On the regulatory front, today, the Centers for Medicare and Medicaid Services (CMS) and the Office of the National Coordinator (ONC) issued the highly anticipated parallel interoperability final rules.
FY 2021 Budget
This week, House Appropriation subcommittee hearings on the President’s fiscal year (FY) 2021 budget will provide members with an opportunity to grill senior health officials on the federal response to the outbreak. CDC Director Dr. Robert Redfield and FDA Commissioner Dr. Stephen Hahn will be in the hot seat on Tuesday and Wednesday, respectively. Members will likely demand details on how the two agencies will implement the Coronavirus Preparedness and Response Supplemental Appropriations Act, 2020 (H.R. 6074), signed into law last Friday.

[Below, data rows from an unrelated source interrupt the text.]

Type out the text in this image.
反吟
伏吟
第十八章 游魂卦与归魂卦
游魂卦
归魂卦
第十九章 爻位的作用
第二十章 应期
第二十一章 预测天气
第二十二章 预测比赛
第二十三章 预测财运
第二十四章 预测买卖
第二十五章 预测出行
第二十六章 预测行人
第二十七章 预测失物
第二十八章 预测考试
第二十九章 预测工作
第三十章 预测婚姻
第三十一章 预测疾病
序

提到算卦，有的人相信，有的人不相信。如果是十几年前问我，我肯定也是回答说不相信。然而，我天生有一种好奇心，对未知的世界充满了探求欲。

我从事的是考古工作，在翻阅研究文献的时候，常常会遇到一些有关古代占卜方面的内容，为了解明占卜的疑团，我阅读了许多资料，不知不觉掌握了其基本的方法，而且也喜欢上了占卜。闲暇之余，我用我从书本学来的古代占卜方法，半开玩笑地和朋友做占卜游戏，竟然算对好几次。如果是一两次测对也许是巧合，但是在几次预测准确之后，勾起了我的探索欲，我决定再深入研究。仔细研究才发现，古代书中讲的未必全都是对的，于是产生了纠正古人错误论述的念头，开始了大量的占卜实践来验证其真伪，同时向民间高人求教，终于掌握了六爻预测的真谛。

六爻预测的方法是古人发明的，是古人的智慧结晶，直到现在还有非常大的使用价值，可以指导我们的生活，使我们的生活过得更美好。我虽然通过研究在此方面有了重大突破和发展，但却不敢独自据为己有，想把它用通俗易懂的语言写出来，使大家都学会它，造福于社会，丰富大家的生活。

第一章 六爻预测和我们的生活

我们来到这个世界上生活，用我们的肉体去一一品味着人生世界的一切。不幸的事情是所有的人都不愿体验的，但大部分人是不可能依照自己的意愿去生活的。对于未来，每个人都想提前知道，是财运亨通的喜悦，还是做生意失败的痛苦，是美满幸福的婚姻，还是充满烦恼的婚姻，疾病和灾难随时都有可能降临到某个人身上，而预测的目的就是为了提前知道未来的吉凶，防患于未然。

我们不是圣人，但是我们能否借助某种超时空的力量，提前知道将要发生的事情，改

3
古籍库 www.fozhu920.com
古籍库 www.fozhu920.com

The funding package includes $2.2 billion in public health funding for prevention, preparedness and response – largely via the CDC. Of this funding, $950 million is earmarked in CDC grants to states and localities for surveillance, epidemiology, laboratory capacity, infection control, mitigation, communications and other preparedness and response activities. The package also provides $61 million to the FDA to support the development and review (pre-market and post-market) of medical countermeasures, devices, therapies and vaccines to combat the coronavirus.
With the Democratic primary essentially a two-man race between former Vice President Joe Biden (664 delegates) and Sen. Bernie Sanders (573 delegates), tomorrow will be another critical day of voting. Six states (Idaho, Michigan, Mississippi, Missouri, North Dakota, and Washington) will go to the polls. Biden and Sanders will go head-to-head at the 11th Democratic presidential debate, hosted by CNN and Univision in Phoenix, Arizona on Sunday – two days before primaries in Arizona, Florida, Illinois, and Ohio.
At the end of the week, Congress will adjourn for a weeklong recess before returning for a relatively short work period. Looking ahead, a two-week recess (April 6-17) will be book-ended by House Democrats’ and Republicans’ annual retreats on April 1-3 and April 22-24, respectively.